Money talks, and so do we
Money can be a touchy subject, but I was fortunate to grow up in a household where it wasn’t taboo.
- When our family planned vacations, we talked about the associated costs and the impact that said costs had on where we went.
- When my Dad’s workforce went on strike, we talked about how it would impact us (while eating mounds of that inexpensive Canadian kitchen staple, Mac n’ Cheese).
- When I desperately wanted an indoor aquarium to house a pod of bottle-nosed dolphins, we talked about how much that would cost and why it couldn’t happen.
Fast-forward to 2002, I was a recent graduate, busting out of High School just before the ‘double cohort’ at the tender age of 18. I had been accepted to all the Universities I applied to – that was the easy part – the hard part was figuring out how to pay for everything.

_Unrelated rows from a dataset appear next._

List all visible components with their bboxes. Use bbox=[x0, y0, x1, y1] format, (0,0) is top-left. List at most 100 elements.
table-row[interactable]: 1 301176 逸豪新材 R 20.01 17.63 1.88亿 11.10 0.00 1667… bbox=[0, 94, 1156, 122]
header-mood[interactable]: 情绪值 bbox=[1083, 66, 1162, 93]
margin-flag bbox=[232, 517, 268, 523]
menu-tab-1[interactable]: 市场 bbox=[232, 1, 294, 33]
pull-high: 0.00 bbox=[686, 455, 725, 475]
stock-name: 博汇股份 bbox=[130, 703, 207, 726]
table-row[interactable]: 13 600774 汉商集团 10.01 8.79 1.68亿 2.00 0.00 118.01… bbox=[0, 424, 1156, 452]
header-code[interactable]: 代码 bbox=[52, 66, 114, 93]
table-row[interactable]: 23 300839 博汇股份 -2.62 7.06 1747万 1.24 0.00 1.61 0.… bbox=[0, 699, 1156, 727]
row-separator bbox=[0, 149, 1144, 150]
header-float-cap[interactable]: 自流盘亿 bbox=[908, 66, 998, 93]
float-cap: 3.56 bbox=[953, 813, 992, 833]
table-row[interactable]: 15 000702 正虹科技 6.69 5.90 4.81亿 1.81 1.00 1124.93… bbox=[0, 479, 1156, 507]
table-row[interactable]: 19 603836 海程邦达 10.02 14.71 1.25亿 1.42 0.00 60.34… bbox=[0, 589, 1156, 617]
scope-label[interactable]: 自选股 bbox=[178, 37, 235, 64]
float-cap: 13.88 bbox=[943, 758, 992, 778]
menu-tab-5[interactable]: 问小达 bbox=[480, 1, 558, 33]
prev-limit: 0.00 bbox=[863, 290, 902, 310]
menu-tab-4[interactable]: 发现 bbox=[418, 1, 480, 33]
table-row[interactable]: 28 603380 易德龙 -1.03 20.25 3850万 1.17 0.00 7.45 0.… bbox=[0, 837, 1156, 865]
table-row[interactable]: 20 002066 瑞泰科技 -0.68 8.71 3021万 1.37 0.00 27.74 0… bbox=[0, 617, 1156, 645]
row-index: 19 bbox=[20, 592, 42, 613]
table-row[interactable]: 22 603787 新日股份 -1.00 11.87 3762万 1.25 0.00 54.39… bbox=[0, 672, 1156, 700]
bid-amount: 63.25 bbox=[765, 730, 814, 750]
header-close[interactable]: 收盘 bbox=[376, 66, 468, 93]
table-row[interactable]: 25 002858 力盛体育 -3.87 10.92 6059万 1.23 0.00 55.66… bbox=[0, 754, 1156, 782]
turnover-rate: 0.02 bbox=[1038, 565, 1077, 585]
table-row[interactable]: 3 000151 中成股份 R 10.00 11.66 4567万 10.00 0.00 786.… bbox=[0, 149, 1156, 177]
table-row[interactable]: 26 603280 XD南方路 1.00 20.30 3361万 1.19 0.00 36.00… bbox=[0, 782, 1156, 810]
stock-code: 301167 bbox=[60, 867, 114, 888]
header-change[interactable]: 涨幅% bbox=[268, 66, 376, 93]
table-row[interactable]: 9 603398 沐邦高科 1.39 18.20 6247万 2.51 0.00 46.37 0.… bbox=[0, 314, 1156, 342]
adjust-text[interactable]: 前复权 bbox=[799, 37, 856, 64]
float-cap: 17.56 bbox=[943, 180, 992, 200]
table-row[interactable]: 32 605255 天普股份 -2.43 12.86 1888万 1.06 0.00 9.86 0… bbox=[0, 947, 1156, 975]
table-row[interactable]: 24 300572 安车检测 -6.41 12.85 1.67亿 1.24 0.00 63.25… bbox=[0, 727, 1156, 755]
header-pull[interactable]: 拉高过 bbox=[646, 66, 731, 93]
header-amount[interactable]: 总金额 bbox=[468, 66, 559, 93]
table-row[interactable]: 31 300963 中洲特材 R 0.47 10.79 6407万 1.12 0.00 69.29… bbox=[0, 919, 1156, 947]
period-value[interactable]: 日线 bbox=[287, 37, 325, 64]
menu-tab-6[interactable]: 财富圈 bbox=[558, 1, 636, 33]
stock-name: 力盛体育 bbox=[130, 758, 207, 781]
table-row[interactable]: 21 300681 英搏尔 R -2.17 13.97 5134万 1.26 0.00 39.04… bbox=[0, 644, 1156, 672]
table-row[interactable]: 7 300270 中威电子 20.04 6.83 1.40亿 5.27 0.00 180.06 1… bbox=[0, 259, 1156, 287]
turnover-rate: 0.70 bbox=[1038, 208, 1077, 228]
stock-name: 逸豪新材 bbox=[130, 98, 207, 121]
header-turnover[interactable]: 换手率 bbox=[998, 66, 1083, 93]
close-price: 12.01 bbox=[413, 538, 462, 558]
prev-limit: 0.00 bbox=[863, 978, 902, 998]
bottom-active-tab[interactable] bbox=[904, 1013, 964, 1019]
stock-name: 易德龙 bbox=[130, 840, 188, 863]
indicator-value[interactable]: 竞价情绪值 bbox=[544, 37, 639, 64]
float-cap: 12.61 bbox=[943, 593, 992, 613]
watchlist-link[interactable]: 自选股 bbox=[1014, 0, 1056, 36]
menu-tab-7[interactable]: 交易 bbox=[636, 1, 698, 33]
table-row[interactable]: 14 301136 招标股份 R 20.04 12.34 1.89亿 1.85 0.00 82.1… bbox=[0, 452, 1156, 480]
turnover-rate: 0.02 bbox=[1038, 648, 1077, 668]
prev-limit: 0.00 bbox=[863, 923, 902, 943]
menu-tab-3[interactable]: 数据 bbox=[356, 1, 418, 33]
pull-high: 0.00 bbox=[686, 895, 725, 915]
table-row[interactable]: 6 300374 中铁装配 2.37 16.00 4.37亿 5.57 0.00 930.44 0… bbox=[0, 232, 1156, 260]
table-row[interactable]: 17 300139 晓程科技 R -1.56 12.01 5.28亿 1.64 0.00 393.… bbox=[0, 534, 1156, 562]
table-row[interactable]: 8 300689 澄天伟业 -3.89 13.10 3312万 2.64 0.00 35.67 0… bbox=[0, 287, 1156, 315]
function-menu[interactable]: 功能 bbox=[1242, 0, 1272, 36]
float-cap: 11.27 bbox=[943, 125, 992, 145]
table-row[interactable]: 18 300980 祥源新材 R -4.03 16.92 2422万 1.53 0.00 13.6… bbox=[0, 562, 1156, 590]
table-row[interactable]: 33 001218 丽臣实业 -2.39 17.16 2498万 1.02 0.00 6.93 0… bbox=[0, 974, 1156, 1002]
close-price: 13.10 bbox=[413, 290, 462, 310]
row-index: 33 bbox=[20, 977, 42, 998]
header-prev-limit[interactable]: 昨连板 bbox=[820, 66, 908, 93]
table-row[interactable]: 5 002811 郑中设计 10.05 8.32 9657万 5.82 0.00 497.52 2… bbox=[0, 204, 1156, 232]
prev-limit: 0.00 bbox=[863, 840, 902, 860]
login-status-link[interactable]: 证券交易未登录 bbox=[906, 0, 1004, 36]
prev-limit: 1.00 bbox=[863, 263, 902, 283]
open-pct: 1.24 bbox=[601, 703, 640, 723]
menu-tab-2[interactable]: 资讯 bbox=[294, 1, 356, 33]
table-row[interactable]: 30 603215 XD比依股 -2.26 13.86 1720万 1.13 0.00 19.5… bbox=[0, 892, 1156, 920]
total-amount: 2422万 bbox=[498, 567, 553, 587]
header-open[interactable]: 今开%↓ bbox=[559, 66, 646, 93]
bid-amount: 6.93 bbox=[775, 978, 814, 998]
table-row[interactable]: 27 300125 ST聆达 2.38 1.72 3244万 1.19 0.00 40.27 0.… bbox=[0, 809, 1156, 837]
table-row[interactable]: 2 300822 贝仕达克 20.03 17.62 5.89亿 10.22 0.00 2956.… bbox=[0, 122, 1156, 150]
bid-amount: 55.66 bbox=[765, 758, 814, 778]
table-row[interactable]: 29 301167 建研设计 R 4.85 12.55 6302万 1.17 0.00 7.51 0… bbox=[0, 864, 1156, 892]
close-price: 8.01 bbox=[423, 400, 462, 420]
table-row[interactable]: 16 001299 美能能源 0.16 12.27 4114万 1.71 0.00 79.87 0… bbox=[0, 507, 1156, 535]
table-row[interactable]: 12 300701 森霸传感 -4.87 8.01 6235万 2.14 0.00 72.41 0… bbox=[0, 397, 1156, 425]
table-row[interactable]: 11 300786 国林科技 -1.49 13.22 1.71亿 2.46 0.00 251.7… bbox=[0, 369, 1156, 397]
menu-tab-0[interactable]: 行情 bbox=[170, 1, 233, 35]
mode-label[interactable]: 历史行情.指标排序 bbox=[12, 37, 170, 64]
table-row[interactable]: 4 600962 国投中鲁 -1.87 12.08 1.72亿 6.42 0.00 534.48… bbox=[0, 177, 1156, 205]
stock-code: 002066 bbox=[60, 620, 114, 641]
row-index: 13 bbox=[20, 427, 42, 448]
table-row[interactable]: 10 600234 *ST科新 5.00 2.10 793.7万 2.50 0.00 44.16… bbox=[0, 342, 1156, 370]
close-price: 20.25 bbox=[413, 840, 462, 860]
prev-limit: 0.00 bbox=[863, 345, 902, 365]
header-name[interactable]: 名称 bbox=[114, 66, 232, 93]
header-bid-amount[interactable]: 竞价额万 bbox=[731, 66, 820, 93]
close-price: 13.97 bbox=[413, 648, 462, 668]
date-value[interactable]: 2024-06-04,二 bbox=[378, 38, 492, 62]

Searching for Scholarships
In case you didn’t already know, post-secondary education can get a little pricey. The average cost of tuition in Ontario is about $6500 and that doesn’t include daily expenses like food, rent, books, gas, insurance etc. At this point RESPs were still fairly new…and I didn’t have one. I knew if I was in an absolute jam I could go to the ‘Bank of Mom and Dad’, but it was clear that this was my journey to fund.
Back then, the internet was accessible by plugging a phone cable into the back of a clunky desktop. Oh, and you could only use it until someone needed the landline. And let’s not even get started on speed! Google existed, but not to the same extent it does today. MSN was the #1 search engine and finding information on scholarships and bursaries was a cumbersome task. There wasn’t a huge repository or list of money available for taking. I spent days searching and then spent weeks fine-tuning the essays I had to submit to qualify for as much financial support as I could find – often bits and pieces ranging from $500- $1000. I still get chills thinking about hand addressing and physically licking all the stamps and envelopes.
Jessica Lymburner, Scholarship Super Sleuth
I was fortunate to land a well-paying summer job and my sleuthing paid off – my first year’s tuition was covered as well as a good majority of excess expenses. However, most of the scholarships and bursaries I came across had very specific criteria – a) you had to be a first-year student and b) you had to be enrolled in an accredited Ontario College or University for a 3+year program. This was fine for me, but it meant that none of my research could be shared with my younger brother who was more suited for trades.
A $15,000 scholarship would have been life–changing. For me, it would have meant not trying to balance coursework with 3 part-time jobs in years 2 and 3 to cover my costs. It certainly would have meant a higher GPA, which, in turn could have led to more scholarships in the following years.
Fortunately, I graduated with very little student debt. Having said that, though my loan balance was low, the cost of balancing my workload both in and out of school of was high.